In this case, ‘values’ refers to whatever is most important to us, the people, places, things, or material objects we hold dear, rather than the morals we aspire to.
In the Neanderthal days, these fears would possibly have pertained to the sudden absence of food (supporting our need for sustenance) or the appearance of predators posing a threat to our safety.
We may have become vastly more sophisticated, but these impulses and instincts are still deeply embedded in our natures; thus, when we encounter something that has the potential to upset our existing balance, by introducing an element we may not like, our response is often to put up a wall, protect and avoid.
Related: 7 Fears That Immobilise Leaders
Adapting to change
Although this might be understandable, it’s not always solely helpful. Stress is often caused by the inability to adapt to a changing environment. And yet, the environment around us is always changing.
New technologies are introduced, the regulations governing our industries are altered and consumer demands evolve. If we’re not able to keep up with these developments, we will be left behind.
How to become more resilient
It seems, then, that the answer to feeling more comfortable around change lies in developing resilience. The key lies in looking at the things you value most and love. Everyone lives by a set of priorities or values which is unique to them.
That’s important, because it is when you are living in alignment and accordance with your highest value and feeling fulfilled that you are most adaptable and resilient to change. Consider this example: perhaps one of your highest values is financial security, so that you can provide the best education for your children and ensure their sound future.
If this is the case, you’ll view the extra hours that come with having a senior position as a means to an end and you’ll be more adaptable. If, on the other hand, it’s more important for you to spend time with your loved ones, you will probably resent long hours at the office.
Engaging employees during times of change
People who are not engaged and inspired in the workplace are more vulnerable to deeply polarised perceptions – a stronger and impulsive drive to seek out pleasure or avoid pain. The less fulfilled they feel, the more polarised and animal like they become. This obviously affects their productivity.

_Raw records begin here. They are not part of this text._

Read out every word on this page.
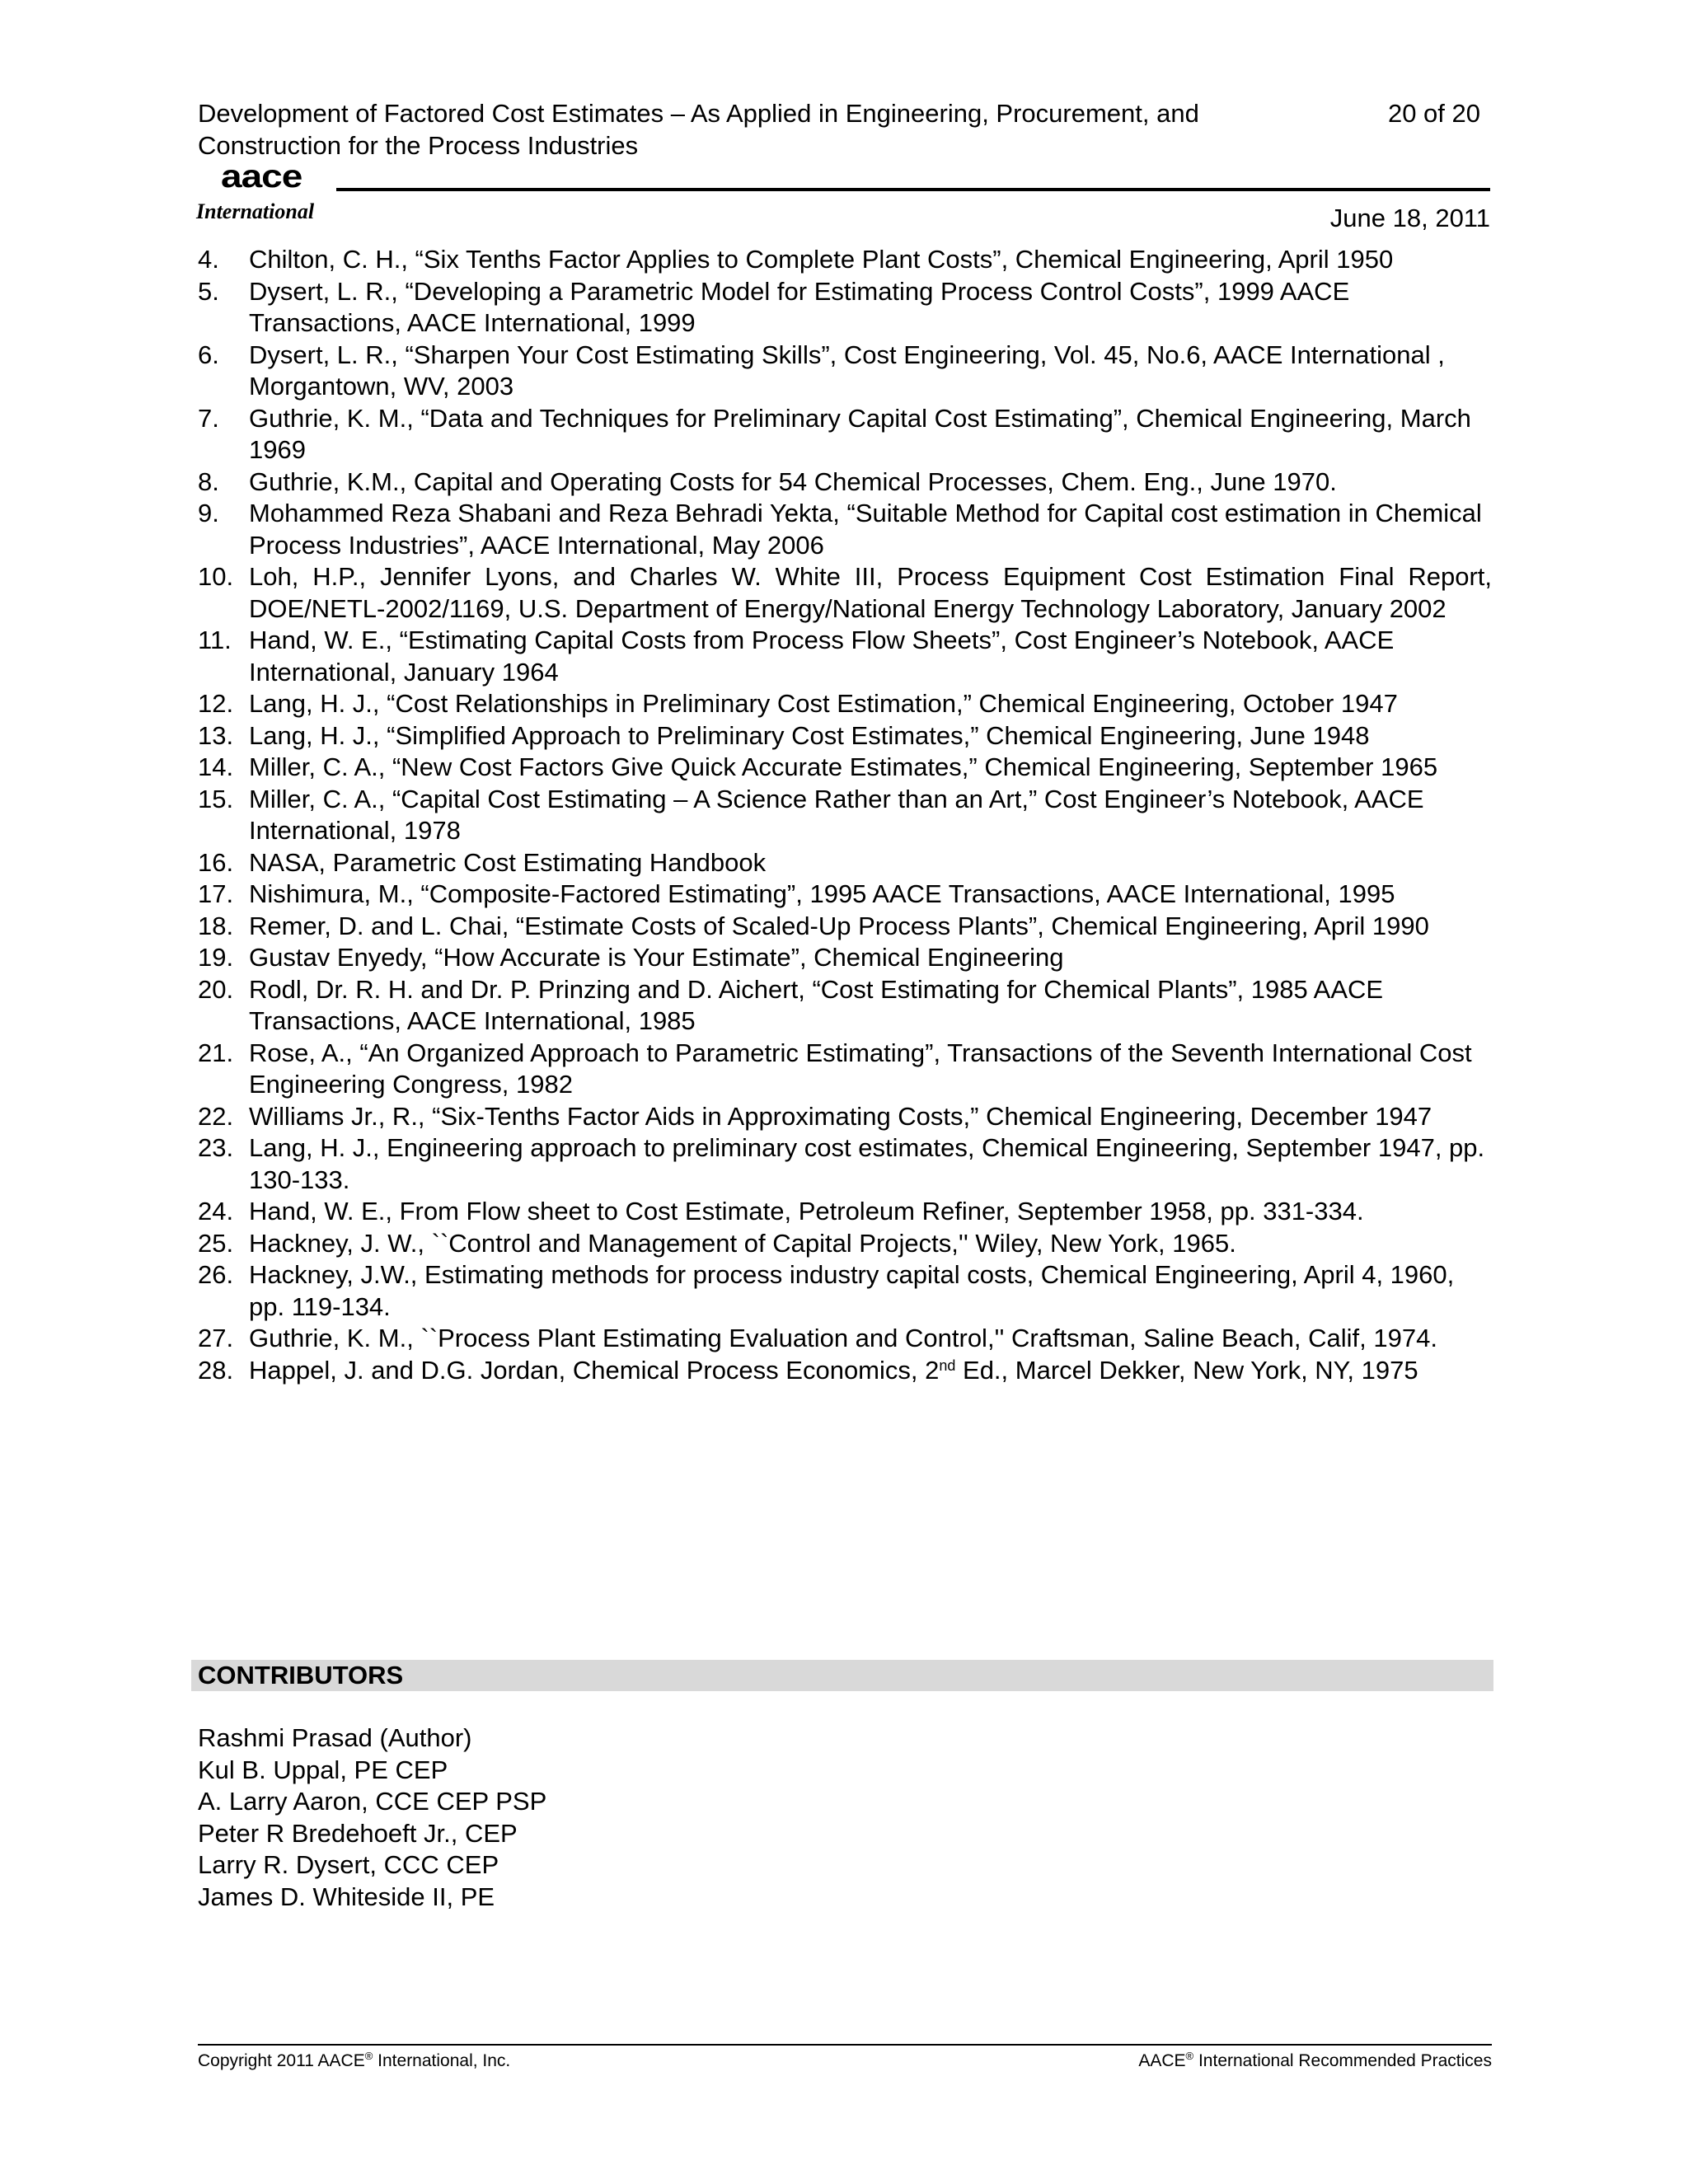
Development of Factored Cost Estimates – As Applied in Engineering, Procurement, and Construction for the Process Industries
20 of 20
aace
International	June 18, 2011
4. Chilton, C. H., “Six Tenths Factor Applies to Complete Plant Costs”, Chemical Engineering, April 1950
5. Dysert, L. R., “Developing a Parametric Model for Estimating Process Control Costs”, 1999 AACE Transactions, AACE International, 1999
6. Dysert, L. R., “Sharpen Your Cost Estimating Skills”, Cost Engineering, Vol. 45, No.6, AACE International , Morgantown, WV, 2003
7. Guthrie, K. M., “Data and Techniques for Preliminary Capital Cost Estimating”, Chemical Engineering, March 1969
8. Guthrie, K.M., Capital and Operating Costs for 54 Chemical Processes, Chem. Eng., June 1970.
9. Mohammed Reza Shabani and Reza Behradi Yekta, “Suitable Method for Capital cost estimation in Chemical Process Industries”, AACE International, May 2006
10. Loh, H.P., Jennifer Lyons, and Charles W. White III, Process Equipment Cost Estimation Final Report, DOE/NETL-2002/1169, U.S. Department of Energy/National Energy Technology Laboratory, January 2002
11. Hand, W. E., “Estimating Capital Costs from Process Flow Sheets”, Cost Engineer’s Notebook, AACE International, January 1964
12. Lang, H. J., “Cost Relationships in Preliminary Cost Estimation,” Chemical Engineering, October 1947
13. Lang, H. J., “Simplified Approach to Preliminary Cost Estimates,” Chemical Engineering, June 1948
14. Miller, C. A., “New Cost Factors Give Quick Accurate Estimates,” Chemical Engineering, September 1965
15. Miller, C. A., “Capital Cost Estimating – A Science Rather than an Art,” Cost Engineer’s Notebook, AACE International, 1978
16. NASA, Parametric Cost Estimating Handbook
17. Nishimura, M., “Composite-Factored Estimating”, 1995 AACE Transactions, AACE International, 1995
18. Remer, D. and L. Chai, “Estimate Costs of Scaled-Up Process Plants”, Chemical Engineering, April 1990
19. Gustav Enyedy, “How Accurate is Your Estimate”, Chemical Engineering
20. Rodl, Dr. R. H. and Dr. P. Prinzing and D. Aichert, “Cost Estimating for Chemical Plants”, 1985 AACE Transactions, AACE International, 1985
21. Rose, A., “An Organized Approach to Parametric Estimating”, Transactions of the Seventh International Cost Engineering Congress, 1982
22. Williams Jr., R., “Six-Tenths Factor Aids in Approximating Costs,” Chemical Engineering, December 1947
23. Lang, H. J., Engineering approach to preliminary cost estimates, Chemical Engineering, September 1947, pp. 130-133.
24. Hand, W. E., From Flow sheet to Cost Estimate, Petroleum Refiner, September 1958, pp. 331-334.
25. Hackney, J. W., ``Control and Management of Capital Projects,'' Wiley, New York, 1965.
26. Hackney, J.W., Estimating methods for process industry capital costs, Chemical Engineering, April 4, 1960, pp. 119-134.
27. Guthrie, K. M., ``Process Plant Estimating Evaluation and Control,'' Craftsman, Saline Beach, Calif, 1974.
28. Happel, J. and D.G. Jordan, Chemical Process Economics, 2nd Ed., Marcel Dekker, New York, NY, 1975
CONTRIBUTORS
Rashmi Prasad (Author)
Kul B. Uppal, PE CEP
A. Larry Aaron, CCE CEP PSP
Peter R Bredehoeft Jr., CEP
Larry R. Dysert, CCC CEP
James D. Whiteside II, PE
Copyright 2011 AACE® International, Inc.	AACE® International Recommended Practices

The question facing managers therefore isn’t about how to make employees feel more comfortable about change. It’s actually about finding ways to engage them and make them more resilient.
The way to do this is by looking at their job descriptions, and asking them how the individual job duties in their role will help to fulfil them and allow them to live according to their highest values.

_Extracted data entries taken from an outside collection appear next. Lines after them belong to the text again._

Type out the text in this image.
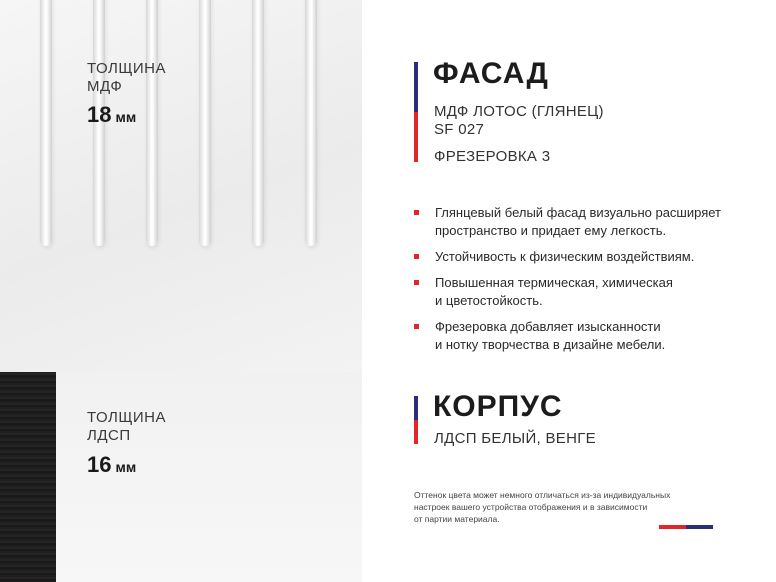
ТОЛЩИНА
МДФ
18 мм
ТОЛЩИНА
ЛДСП
16 мм
ФАСАД
МДФ ЛОТОС (ГЛЯНЕЦ)
SF 027
ФРЕЗЕРОВКА 3
Глянцевый белый фасад визуально расширяет
пространство и придает ему легкость.
Устойчивость к физическим воздействиям.
Повышенная термическая, химическая
и цветостойкость.
Фрезеровка добавляет изысканности
и нотку творчества в дизайне мебели.
КОРПУС
ЛДСП БЕЛЫЙ, ВЕНГЕ
Оттенок цвета может немного отличаться из-за индивидуальных
настроек вашего устройства отображения и в зависимости
от партии материала.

Remember that the more a person’s job contributes to their highest values, the more willing they will be to try new things, because they can see how it will help them fulfil what is most important to them.

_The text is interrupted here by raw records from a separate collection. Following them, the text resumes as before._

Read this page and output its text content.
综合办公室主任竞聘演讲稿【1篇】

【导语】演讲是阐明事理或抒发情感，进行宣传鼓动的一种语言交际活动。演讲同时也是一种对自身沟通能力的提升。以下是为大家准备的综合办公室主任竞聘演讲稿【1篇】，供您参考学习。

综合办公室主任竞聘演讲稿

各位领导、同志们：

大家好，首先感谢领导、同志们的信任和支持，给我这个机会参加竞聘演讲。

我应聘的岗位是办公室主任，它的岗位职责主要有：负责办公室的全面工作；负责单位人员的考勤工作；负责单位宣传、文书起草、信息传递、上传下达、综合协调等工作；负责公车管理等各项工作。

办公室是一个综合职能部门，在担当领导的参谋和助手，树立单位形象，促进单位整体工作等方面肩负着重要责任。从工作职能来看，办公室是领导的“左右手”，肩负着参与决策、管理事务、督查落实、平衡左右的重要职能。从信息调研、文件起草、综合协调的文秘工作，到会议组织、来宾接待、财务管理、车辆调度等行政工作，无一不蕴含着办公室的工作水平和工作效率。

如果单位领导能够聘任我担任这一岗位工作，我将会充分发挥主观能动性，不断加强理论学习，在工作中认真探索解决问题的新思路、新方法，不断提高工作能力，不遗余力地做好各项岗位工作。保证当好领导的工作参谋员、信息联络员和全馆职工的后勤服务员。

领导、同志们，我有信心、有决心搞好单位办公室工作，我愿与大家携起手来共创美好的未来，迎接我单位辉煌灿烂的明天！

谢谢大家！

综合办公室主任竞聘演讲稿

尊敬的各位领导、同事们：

It will also be helpful if you eschew the role of the autocrat. Managers who simply impose change may find their employees are less open to new developments than those take the time to hold discussions with their team, finding out what their highest values are so they can show them how the organisation’s new, more evolved approach will enable them to fulfil what is important to them.
This speaks to another truth – that it’s not what happens to you that has the greatest impact on your life; but your perception of those events.
Another reason that managers who take the time to understand and communicate in their employees’ higher values will meet with a warmer welcome: people are more likely to help you get what you want (in this case, compliance), when you help them get what they want (which, for the employee, is fulfilment of what is most important to them – their highest values).
The necessity of change
Although it may seem daunting, change is in fact an essential thing. It keeps you young. The fact is that we experience the most significant changes in our lives – from the physical effects of puberty to making new friends as we switch school classes, from getting married to having children – during our early years. It follows, therefore, that if you continue to experience change as an adult, you’ll be able to maintain a malleable mindset.
Change is also the key to preventing feelings of boredom and stagnation. Challenges help us grow. Of course, you’ll grow even more if you receive adequate support while facing those challenges.
Life is all about balance, so if you can keep in mind that there are downsides to the things that you feel support you, and upsides to those that you feel don’t, you’ll be well on your way to being more poised, resilient, fulfilled and high achieving.